In my current role with the University of Washington’s Cooperative Institute for Climate, Ocean and Ecosystem Studies, I work closely with NOAA’s Pacific Marine Environmental Laboratory Ocean Climate Stations group to advance knowledge of ocean-atmosphere coupling processes and modes of precipitation variability across time scales. Leveraging skills in research and data analysis, our team aims for a sustainable future for climate monitoring and deeper understanding of the global climate system.
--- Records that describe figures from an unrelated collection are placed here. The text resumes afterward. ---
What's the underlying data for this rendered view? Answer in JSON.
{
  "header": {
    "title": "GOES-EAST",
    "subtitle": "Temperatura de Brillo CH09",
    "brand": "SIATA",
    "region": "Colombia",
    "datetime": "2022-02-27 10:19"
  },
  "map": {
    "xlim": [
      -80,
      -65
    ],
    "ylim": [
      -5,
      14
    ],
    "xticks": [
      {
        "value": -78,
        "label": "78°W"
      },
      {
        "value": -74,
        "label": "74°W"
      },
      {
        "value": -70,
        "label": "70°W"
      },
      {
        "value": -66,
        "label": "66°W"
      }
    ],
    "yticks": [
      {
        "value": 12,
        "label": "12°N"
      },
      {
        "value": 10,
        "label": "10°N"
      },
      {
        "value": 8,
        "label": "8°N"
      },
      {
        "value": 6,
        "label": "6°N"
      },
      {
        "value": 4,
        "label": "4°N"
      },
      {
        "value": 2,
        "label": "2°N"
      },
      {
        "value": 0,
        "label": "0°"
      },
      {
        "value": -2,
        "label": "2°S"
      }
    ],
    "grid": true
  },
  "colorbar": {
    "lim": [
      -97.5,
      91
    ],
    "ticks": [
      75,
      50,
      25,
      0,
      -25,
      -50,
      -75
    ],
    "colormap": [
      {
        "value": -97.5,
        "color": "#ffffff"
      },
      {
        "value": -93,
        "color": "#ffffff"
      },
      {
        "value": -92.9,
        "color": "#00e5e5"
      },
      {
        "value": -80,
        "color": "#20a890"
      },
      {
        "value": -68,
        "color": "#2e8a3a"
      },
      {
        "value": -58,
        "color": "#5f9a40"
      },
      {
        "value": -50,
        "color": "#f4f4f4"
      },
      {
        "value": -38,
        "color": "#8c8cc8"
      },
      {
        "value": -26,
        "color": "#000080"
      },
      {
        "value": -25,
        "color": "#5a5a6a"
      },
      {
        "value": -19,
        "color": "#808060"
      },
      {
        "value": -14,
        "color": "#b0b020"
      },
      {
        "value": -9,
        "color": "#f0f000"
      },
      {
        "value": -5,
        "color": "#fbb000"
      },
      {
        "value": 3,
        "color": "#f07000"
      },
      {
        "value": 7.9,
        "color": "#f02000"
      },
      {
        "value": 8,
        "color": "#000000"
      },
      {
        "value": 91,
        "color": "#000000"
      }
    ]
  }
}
Most of my work is done using global gridded data sets, satellite observations and in situ observing networks. I also collect in situ data such as upper-air profiles of atmospheric state variables, meteorological surface measurements, and Global Navigation Satellite System (GNSS) high time resolution tropospheric precipitable water vapor for application to the study of precipitation variability. I have installed GNSS-Met networks and upper-air stations in northwest Mexico, the Southwest US and Central America as part of my research activities. I am also part of a team exploring the use of Unmanned Surface Vehicles for observing heat and moisture exchange at the ocean surface and upper ocean 3D currents across the tropical Pacific, aimed at capturing high time and space scale variability targeted by the recently redesigned Tropical Pacific Observing System Task Teams to improve models of the tropical ocean.

This research contributes to the current understanding of processes that control global heat and water budgets, with important consequences for operational forecasts and gridded data products. In addition, Central America, the Caribbean and the southwestern United States are global hot spots for increased temperatures and reduced rainfall by the end of the century. Thus, observing and advancing knowledge of precipitation variability in these regions is of particular importance for both assessing the uncertainty in the model future projections, as well as translating the impact of these projections to the local scale.